Of Truth
Francis Bacon, translated by Will Fitzgerald August 1, 2015
“What is truth?” asked jesting Pilate, and would not stay for an answer. Certainly there have been those who delight in giddiness, and count it bondage to settle on a belief, who affect free will in thinking as well as in acting. And though the schools of philosophers of that kind are gone, there remain certain chattering wits of the same vein—though not with as much blood in them as there was in the ancients.
It is not just that finding out the truth is difficult and laborious, nor it is the way the truth has a way of imposing itself on our thoughts, that bring lies to be in favour, but a natural (though corrupt) love of the lie itself. One of the later schools of the Greeks examined the matter and was confused that people love lies, even when they are not made for pleasure (as with poets) or to a gain an advantage (as in business) but solely for the lie’s sake. But I cannot tell. Truth is naked and open daylight that does not show the masks and acts and triumphs of the world half so stately and elegantly as candlelight does. Truth might eventually be as prized as pearls, which is best viewed in the day. But it will not rise to the price of a diamond or garnet that are best viewed in varied lights. Lies even adds some pleasure to the mix. Does anyone doubt that, if we removed silly opinions, flattering hopes, false values, and willful imaginations, it would leave the lives of any number of people poor shrunken things, full of melancholy and indisposition, unpleasing to themselves? St. Augustine called poetry the “wine of devils” because it fills the imagination, and yet it is but the shadow of a lie. It is not the lie that passes through the mind, but that sinks into and settles in the mind that does the most hurt, as we have spoken of before.

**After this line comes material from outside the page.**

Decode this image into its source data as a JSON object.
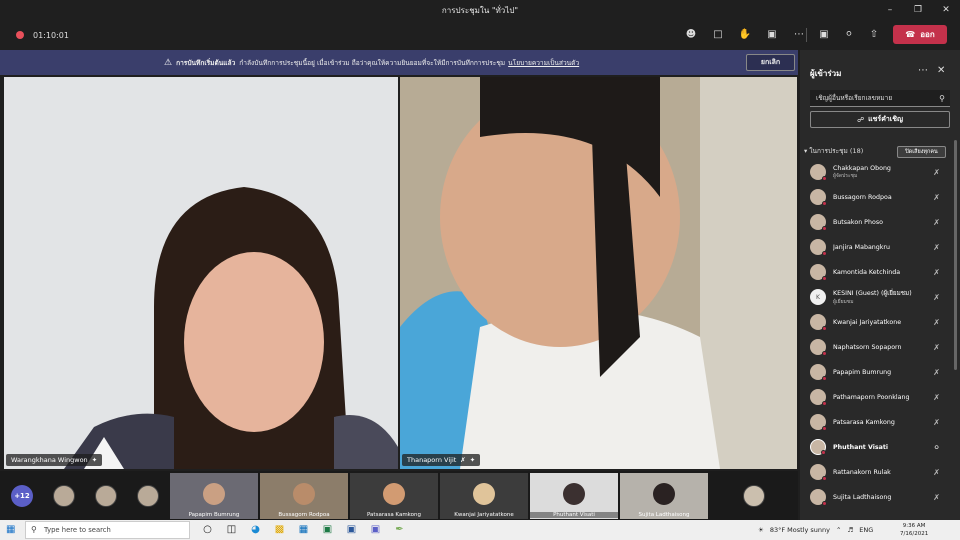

However these things are in people’s depraved judgements and feelings, truth, which judges only itself, teaches that the supreme good of human nature is the search for truth (courting and wooing it), the knowledge of truth (the presence of it), and the belief of truth (the enjoying of it).

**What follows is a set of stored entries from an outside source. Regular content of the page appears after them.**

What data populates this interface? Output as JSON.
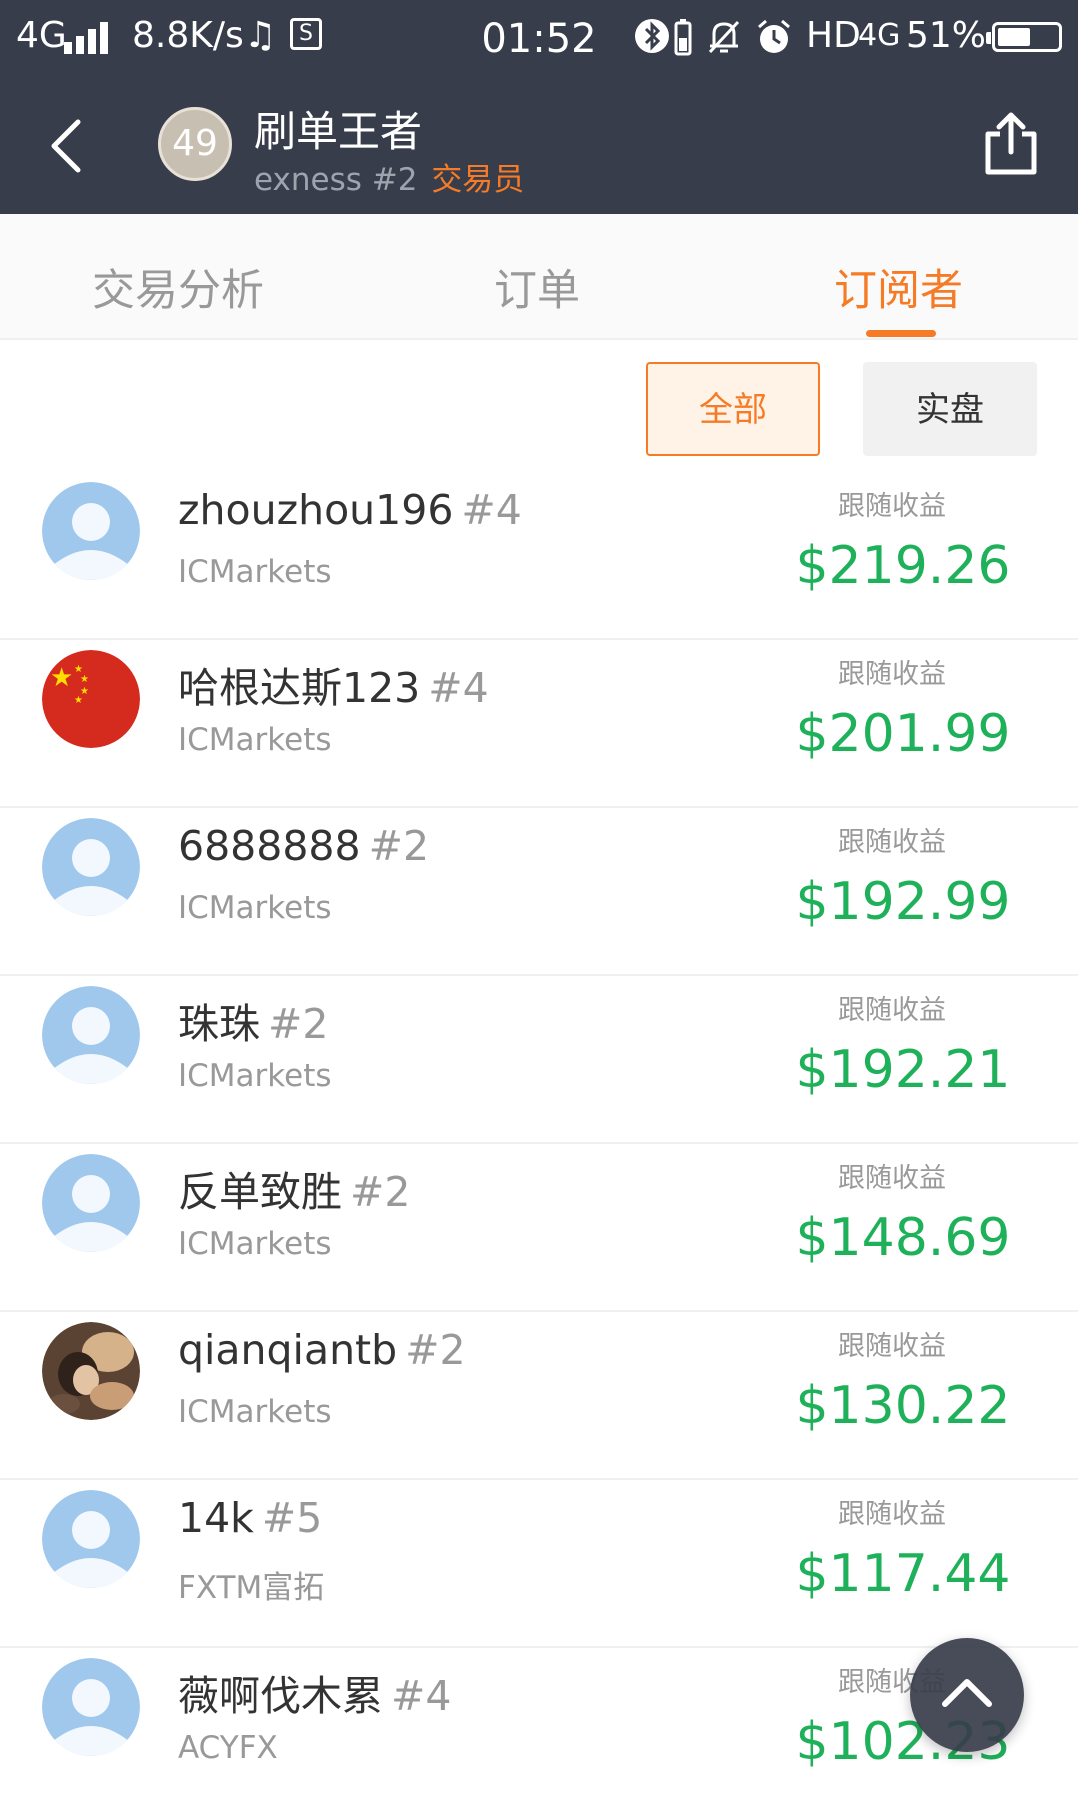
{
  "status_bar": {
    "network": "4G",
    "speed": "8.8K/s",
    "time": "01:52",
    "hd": "HD",
    "network2": "4G",
    "battery": "51%"
  },
  "header": {
    "badge_number": "49",
    "title": "刷单王者",
    "subtitle": "exness #2",
    "role": "交易员"
  },
  "tabs": [
    {
      "label": "交易分析",
      "active": false
    },
    {
      "label": "订单",
      "active": false
    },
    {
      "label": "订阅者",
      "active": true
    }
  ],
  "filters": {
    "all": "全部",
    "real": "实盘",
    "selected": "全部"
  },
  "colors": {
    "accent": "#f57b27",
    "profit": "#1fb15a",
    "header_bg": "#373d4a"
  },
  "subscribers": [
    {
      "name": "zhouzhou196",
      "rank": "#4",
      "broker": "ICMarkets",
      "profit_label": "跟随收益",
      "profit": "$219.26",
      "avatar": "default-user"
    },
    {
      "name": "哈根达斯123",
      "rank": "#4",
      "broker": "ICMarkets",
      "profit_label": "跟随收益",
      "profit": "$201.99",
      "avatar": "china-flag"
    },
    {
      "name": "6888888",
      "rank": "#2",
      "broker": "ICMarkets",
      "profit_label": "跟随收益",
      "profit": "$192.99",
      "avatar": "default-user"
    },
    {
      "name": "珠珠",
      "rank": "#2",
      "broker": "ICMarkets",
      "profit_label": "跟随收益",
      "profit": "$192.21",
      "avatar": "default-user"
    },
    {
      "name": "反单致胜",
      "rank": "#2",
      "broker": "ICMarkets",
      "profit_label": "跟随收益",
      "profit": "$148.69",
      "avatar": "default-user"
    },
    {
      "name": "qianqiantb",
      "rank": "#2",
      "broker": "ICMarkets",
      "profit_label": "跟随收益",
      "profit": "$130.22",
      "avatar": "photo"
    },
    {
      "name": "14k",
      "rank": "#5",
      "broker": "FXTM富拓",
      "profit_label": "跟随收益",
      "profit": "$117.44",
      "avatar": "default-user"
    },
    {
      "name": "薇啊伐木累",
      "rank": "#4",
      "broker": "ACYFX",
      "profit_label": "跟随收益",
      "profit": "$102.23",
      "avatar": "default-user"
    }
  ]
}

God’s first creature, in the work of the seven days of creation, was the light of the sense. The last was the light of reason, and God’s Sabbath work, ever since, is the illumination of the Spirit. First, God breathed light up the face of the matter or chaos, then God breathed light into the face of humanity, and God still breathes and inspires light into the face of God’s chosen. The poet Titus Lucretius (who was the beauty of the otherwise inferior Epicureans) said it so well; to paraphrase: “It is a pleasure to stand on the shore, and see ships tossed upon the sea; a pleasure to stand in the windows of a castle, and see a battle and all of its adventures below. But no pleasure is comparable to standing on the vantage ground of Truth (the highest hill of all, and where the air is always clear and serene) and see the errors, wanderings, mists, and tempests in the valley below.” We take this view pity, and not with swelling or pride. Certainly, it is heaven on earth, to have one’s mind move in love, rest in providence, and turn upon the poles of truth.

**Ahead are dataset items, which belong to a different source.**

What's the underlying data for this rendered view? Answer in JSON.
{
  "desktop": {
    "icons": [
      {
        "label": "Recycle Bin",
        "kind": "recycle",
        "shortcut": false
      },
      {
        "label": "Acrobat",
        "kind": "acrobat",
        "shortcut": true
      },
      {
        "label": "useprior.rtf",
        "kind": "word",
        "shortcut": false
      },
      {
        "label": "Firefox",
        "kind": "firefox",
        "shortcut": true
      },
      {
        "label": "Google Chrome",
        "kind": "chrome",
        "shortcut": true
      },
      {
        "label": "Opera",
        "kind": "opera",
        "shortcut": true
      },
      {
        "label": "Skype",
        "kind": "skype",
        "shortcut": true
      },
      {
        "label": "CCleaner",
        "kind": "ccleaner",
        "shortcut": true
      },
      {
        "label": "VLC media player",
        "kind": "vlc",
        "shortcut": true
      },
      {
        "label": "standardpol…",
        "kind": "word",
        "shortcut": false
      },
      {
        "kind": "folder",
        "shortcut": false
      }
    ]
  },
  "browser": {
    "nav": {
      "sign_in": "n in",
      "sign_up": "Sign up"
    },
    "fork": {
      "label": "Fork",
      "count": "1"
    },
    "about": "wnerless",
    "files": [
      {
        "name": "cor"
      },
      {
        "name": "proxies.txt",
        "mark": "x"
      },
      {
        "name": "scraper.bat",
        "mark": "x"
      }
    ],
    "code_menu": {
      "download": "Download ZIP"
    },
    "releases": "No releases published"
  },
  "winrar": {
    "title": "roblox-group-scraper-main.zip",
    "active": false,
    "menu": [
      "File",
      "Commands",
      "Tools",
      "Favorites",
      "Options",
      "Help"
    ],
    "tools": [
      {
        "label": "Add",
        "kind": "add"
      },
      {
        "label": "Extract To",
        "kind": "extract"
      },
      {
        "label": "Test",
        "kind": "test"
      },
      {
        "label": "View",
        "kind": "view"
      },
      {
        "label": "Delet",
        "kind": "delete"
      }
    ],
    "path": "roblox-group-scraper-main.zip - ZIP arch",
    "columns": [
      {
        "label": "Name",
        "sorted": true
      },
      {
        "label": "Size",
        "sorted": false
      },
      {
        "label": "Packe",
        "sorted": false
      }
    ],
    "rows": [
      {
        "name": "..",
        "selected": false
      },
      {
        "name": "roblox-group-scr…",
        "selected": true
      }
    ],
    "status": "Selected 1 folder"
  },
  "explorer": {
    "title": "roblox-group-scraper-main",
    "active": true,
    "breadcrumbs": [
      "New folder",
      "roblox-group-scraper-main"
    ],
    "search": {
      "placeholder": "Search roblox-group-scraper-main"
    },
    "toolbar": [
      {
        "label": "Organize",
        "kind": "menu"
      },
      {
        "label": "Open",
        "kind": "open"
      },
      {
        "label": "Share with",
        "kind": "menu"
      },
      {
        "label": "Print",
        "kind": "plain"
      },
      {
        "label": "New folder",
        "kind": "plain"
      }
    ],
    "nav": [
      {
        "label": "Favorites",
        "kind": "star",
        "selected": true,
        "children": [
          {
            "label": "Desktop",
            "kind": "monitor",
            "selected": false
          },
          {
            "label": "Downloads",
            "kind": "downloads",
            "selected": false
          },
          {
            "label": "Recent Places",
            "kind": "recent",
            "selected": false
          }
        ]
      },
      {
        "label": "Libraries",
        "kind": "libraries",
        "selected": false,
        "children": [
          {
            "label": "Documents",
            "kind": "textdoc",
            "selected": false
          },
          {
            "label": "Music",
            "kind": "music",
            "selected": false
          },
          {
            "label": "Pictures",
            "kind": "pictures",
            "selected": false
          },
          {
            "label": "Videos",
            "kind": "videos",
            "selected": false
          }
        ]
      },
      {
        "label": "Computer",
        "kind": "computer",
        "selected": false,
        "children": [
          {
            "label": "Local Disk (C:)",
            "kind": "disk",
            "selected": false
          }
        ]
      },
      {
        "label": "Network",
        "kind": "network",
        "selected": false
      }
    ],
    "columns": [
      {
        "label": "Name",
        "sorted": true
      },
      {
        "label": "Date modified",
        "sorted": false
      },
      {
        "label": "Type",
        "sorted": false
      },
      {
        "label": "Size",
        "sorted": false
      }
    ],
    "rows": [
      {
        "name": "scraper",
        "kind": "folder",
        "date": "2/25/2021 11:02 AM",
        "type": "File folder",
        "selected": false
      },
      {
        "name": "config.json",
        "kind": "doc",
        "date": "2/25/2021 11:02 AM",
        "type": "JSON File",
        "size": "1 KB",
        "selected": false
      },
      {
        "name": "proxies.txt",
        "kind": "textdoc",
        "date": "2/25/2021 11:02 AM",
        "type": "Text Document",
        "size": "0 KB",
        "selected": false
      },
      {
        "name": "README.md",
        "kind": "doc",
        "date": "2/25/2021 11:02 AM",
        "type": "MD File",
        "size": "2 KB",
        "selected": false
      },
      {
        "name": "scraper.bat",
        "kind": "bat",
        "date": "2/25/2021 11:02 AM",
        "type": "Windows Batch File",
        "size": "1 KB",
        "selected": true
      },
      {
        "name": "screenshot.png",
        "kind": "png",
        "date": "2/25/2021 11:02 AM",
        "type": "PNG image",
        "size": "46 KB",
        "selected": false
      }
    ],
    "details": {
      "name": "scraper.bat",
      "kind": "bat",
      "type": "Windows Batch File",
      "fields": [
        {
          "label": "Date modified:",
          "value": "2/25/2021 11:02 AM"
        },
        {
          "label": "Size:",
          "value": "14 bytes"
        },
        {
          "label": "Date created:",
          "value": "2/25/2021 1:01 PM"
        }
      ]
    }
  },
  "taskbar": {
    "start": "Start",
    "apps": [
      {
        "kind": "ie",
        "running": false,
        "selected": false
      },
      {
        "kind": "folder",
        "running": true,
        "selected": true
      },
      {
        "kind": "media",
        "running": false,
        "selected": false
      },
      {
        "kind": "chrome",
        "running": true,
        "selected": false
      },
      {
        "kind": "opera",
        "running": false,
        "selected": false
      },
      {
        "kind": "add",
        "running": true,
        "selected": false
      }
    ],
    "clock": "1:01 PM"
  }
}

Passing from theological and philosophical truth to the truth of civil business, it must be acknowledged that clear and honest dealing is the honor of human nature, and that mixing in falsehood is like alloys in gold or silver coin; they may make the metal easier to work with, but they debase its value. For these winding and crooker courses are the goings of the serpent, which goes basely upon its belly and not upon its feet. There is no vice that so covers a person in shame as to be found false and deceitful. Therefore as Montaigne said so well, when he asked why being called a liar should be such a disgraceful and odious charge, “If you weigh it out, to say that someone is a liar is the same as saying that they are brave towards God and a coward toward others.” For a lie faces God, and shrinks from humanity. Surely the wickedness of falsehood and breach of faith cannot be as well express as this: when the last peal to call the judgements of God upon the generations of humanity, it is foretold, that when Christ comes, “he shall not find faith upon the earth.”